Yup - you can spend it after a year. The second condition is for safety - after 2 years, if people have still not moved their bytes from their wallets, we will start initiatives to inform people that they should get out the bytes. But a lot of users will have completed the attestations only to get some quick bytes and have uninstalled their wallets after selling their bytes. So to prevent a lot of bytes (more than 73,000 users attested) from being lost forever, there is that safety condition.
You can try it out yourself, actually. If you have a wallet with only 1 incoming utxo you can try to send two transactions from it without having to wait for the first transaction's return funds to become stable.
guys, a developer from China develops a web version wallet for Byteball (https://wallet.byteballtalk.com ), it is ready for tryout now, you can use it to create Byteball wallet, backup via keystore and mnemonic, receive bytes and send bytes, check status throuth Byteball explorer, welcome to try and appreciate feedback, for more detail you can read this post at our reddit channel: https://www.reddit.com/r/ByteBall/comments/ae58b4/new_byteball_web_wallet_released_by_community/
Do keep in mind, though, that by using a web-wallet, the control of the private key is effectively in the hands of the developer of the website. Therefore, users should use any web wallet understanding that risk. The developer isn't a Byteball core-team developer and thus, Byteball cannot guarantee safekeeping of users' funds.
I was just thinking 50 byte wallets are about $1,500 and of course 100 byte wallets are $3,000 .....for people who diversify into many coins I assumed that was about average for MOST of the wallets for Byteball
They operate in New Zealand and are regulated under that jurisdiction. They would be charged with theft if they seized customers' funds. I have a very hard time seeing that would ever happen.

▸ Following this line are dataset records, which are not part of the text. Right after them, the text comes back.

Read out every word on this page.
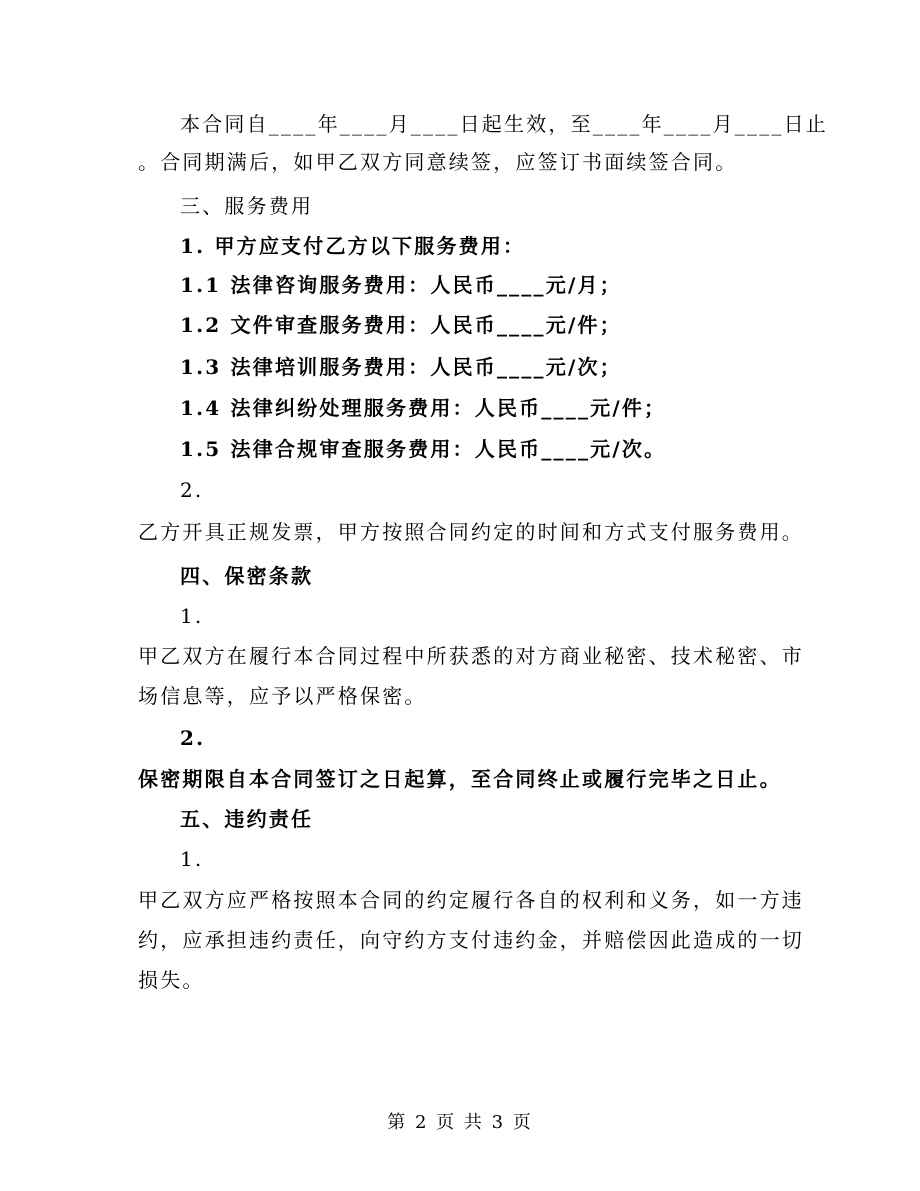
本合同自____年____月____日起生效，至____年____月____日止
。合同期满后，如甲乙双方同意续签，应签订书面续签合同。
三、服务费用
1. 甲方应支付乙方以下服务费用：
1.1 法律咨询服务费用：人民币____元/月；
1.2 文件审查服务费用：人民币____元/件；
1.3 法律培训服务费用：人民币____元/次；
1.4 法律纠纷处理服务费用：人民币____元/件；
1.5 法律合规审查服务费用：人民币____元/次。
2.
乙方开具正规发票，甲方按照合同约定的时间和方式支付服务费用。
四、保密条款
1.
甲乙双方在履行本合同过程中所获悉的对方商业秘密、技术秘密、市
场信息等，应予以严格保密。
2.
保密期限自本合同签订之日起算，至合同终止或履行完毕之日止。
五、违约责任
1.
甲乙双方应严格按照本合同的约定履行各自的权利和义务，如一方违
约，应承担违约责任，向守约方支付违约金，并赔偿因此造成的一切
损失。
第 2 页 共 3 页
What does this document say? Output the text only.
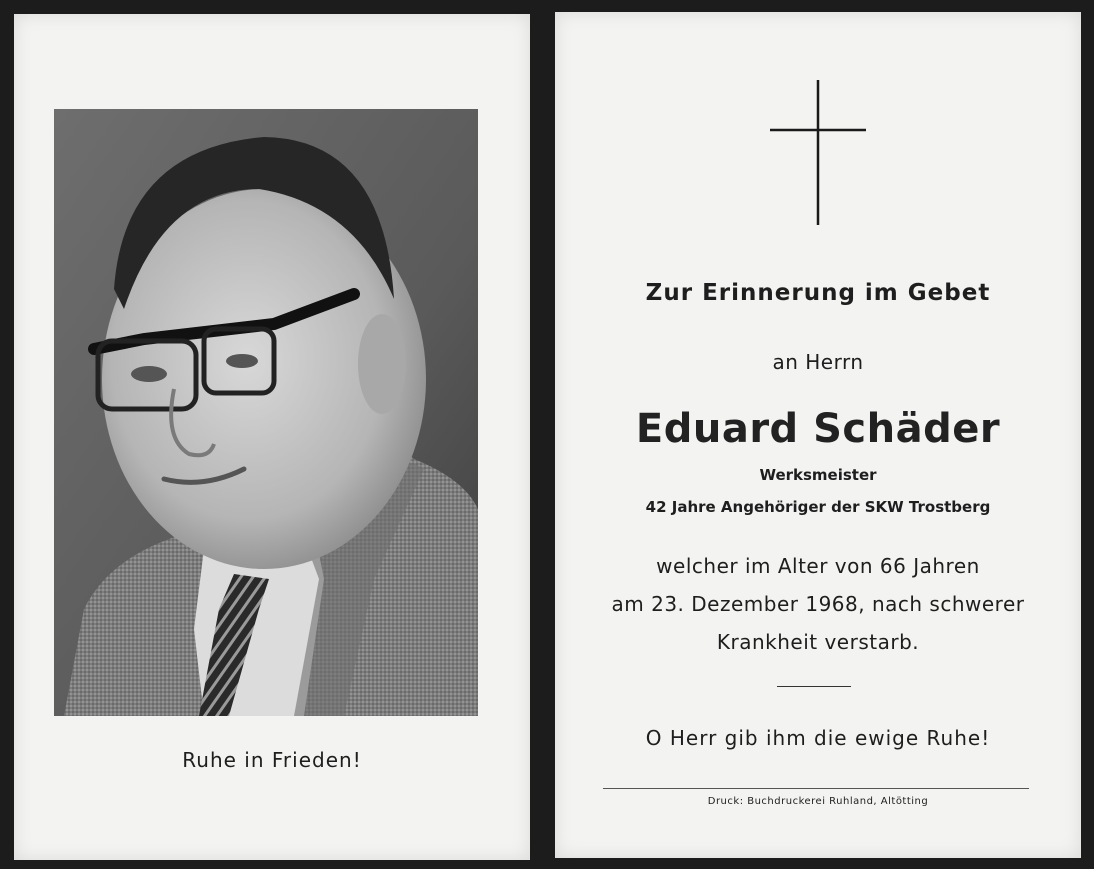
Ruhe in Frieden!
Zur Erinnerung im Gebet
an Herrn
Eduard Schäder
Werksmeister
42 Jahre Angehöriger der SKW Trostberg
welcher im Alter von 66 Jahren
am 23. Dezember 1968, nach schwerer
Krankheit verstarb.
O Herr gib ihm die ewige Ruhe!
Druck: Buchdruckerei Ruhland, Altötting
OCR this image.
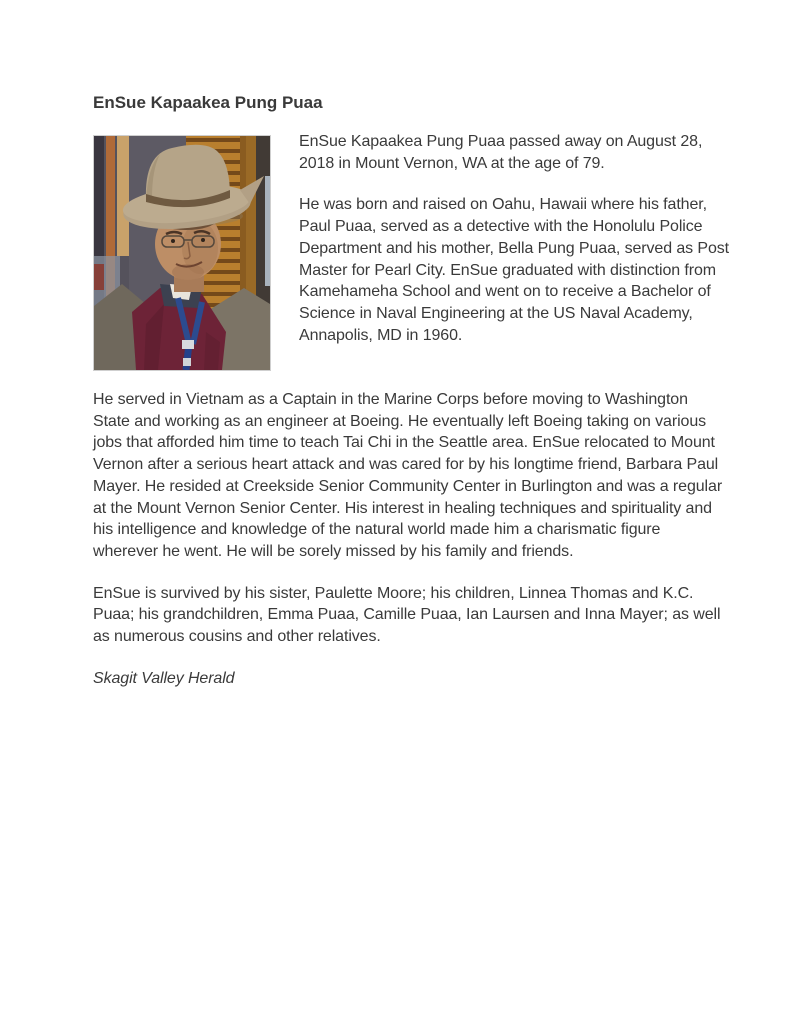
EnSue Kapaakea Pung Puaa

EnSue Kapaakea Pung Puaa passed away on August 28, 2018 in Mount Vernon, WA at the age of 79.

He was born and raised on Oahu, Hawaii where his father, Paul Puaa, served as a detective with the Honolulu Police Department and his mother, Bella Pung Puaa, served as Post Master for Pearl City. EnSue graduated with distinction from Kamehameha School and went on to receive a Bachelor of Science in Naval Engineering at the US Naval Academy, Annapolis, MD in 1960.

He served in Vietnam as a Captain in the Marine Corps before moving to Washington State and working as an engineer at Boeing. He eventually left Boeing taking on various jobs that afforded him time to teach Tai Chi in the Seattle area. EnSue relocated to Mount Vernon after a serious heart attack and was cared for by his longtime friend, Barbara Paul Mayer. He resided at Creekside Senior Community Center in Burlington and was a regular at the Mount Vernon Senior Center. His interest in healing techniques and spirituality and his intelligence and knowledge of the natural world made him a charismatic figure wherever he went. He will be sorely missed by his family and friends.

EnSue is survived by his sister, Paulette Moore; his children, Linnea Thomas and K.C. Puaa; his grandchildren, Emma Puaa, Camille Puaa, Ian Laursen and Inna Mayer; as well as numerous cousins and other relatives.

Skagit Valley Herald
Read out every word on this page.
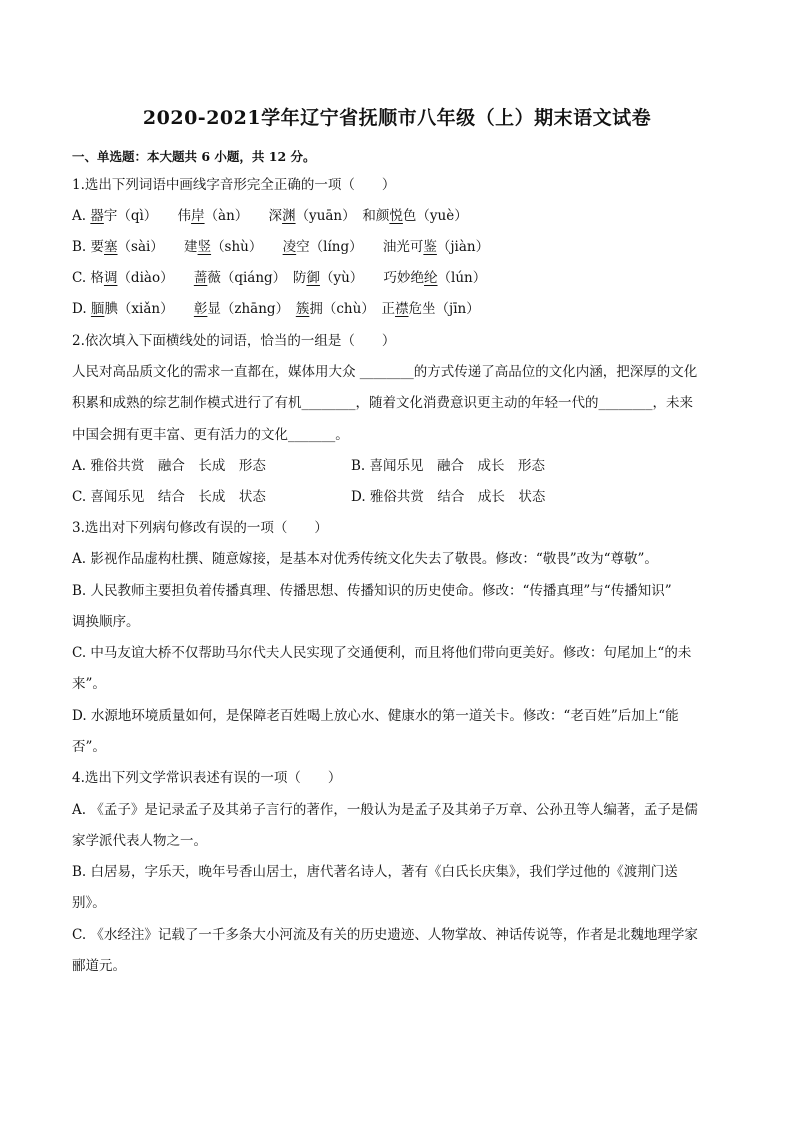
2020-2021学年辽宁省抚顺市八年级（上）期末语文试卷
一、单选题：本大题共 6 小题，共 12 分。
1.选出下列词语中画线字音形完全正确的一项（　　）
A. 器宇（qì）　　伟岸（àn）　　深渊（yuān）　和颜悦色（yuè）
B. 要塞（sài）　　建竖（shù）　　 凌空（líng）　　油光可鉴（jiàn）
C. 格调（diào）　　 蔷薇（qiáng）　防御（yù）　　巧妙绝纶（lún）
D. 腼腆（xiǎn）　　 彰显（zhāng）　 簇拥（chù）　正襟危坐（jīn）
2.依次填入下面横线处的词语，恰当的一组是（　　）
人民对高品质文化的需求一直都在，媒体用大众 ________的方式传递了高品位的文化内涵，把深厚的文化
积累和成熟的综艺制作模式进行了有机________，随着文化消费意识更主动的年轻一代的________，未来
中国会拥有更丰富、更有活力的文化_______。
A. 雅俗共赏　融合　长成　形态	B. 喜闻乐见　融合　成长　形态
C. 喜闻乐见　结合　长成　状态	D. 雅俗共赏　结合　成长　状态
3.选出对下列病句修改有误的一项（　　）
A. 影视作品虚构杜撰、随意嫁接，是基本对优秀传统文化失去了敬畏。修改：“敬畏”改为“尊敬”。
B. 人民教师主要担负着传播真理、传播思想、传播知识的历史使命。修改：“传播真理”与“传播知识”
调换顺序。
C. 中马友谊大桥不仅帮助马尔代夫人民实现了交通便利，而且将他们带向更美好。修改：句尾加上“的未
来”。
D. 水源地环境质量如何，是保障老百姓喝上放心水、健康水的第一道关卡。修改：“老百姓”后加上“能
否”。
4.选出下列文学常识表述有误的一项（　　）
A. 《孟子》是记录孟子及其弟子言行的著作，一般认为是孟子及其弟子万章、公孙丑等人编著，孟子是儒
家学派代表人物之一。
B. 白居易，字乐天，晚年号香山居士，唐代著名诗人，著有《白氏长庆集》，我们学过他的《渡荆门送
别》。
C. 《水经注》记载了一千多条大小河流及有关的历史遗迹、人物掌故、神话传说等，作者是北魏地理学家
郦道元。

The coins they lost (we still don't know if Bytes where stolen or not) where customers' coins, and therefore it might not be possible to reimburse customers for that. But coins that wasn't stolen will still be in their wallet and once they re-open, customers will have legal ownership over those coins.
Right now, they have frozen all wallets which is definitely in everyone's best interest. We can only wait and see what happens. But right now, neither Cryptopia nor the New Zealand police and cyber crime unit has made any announcements about what exactly has been stolen.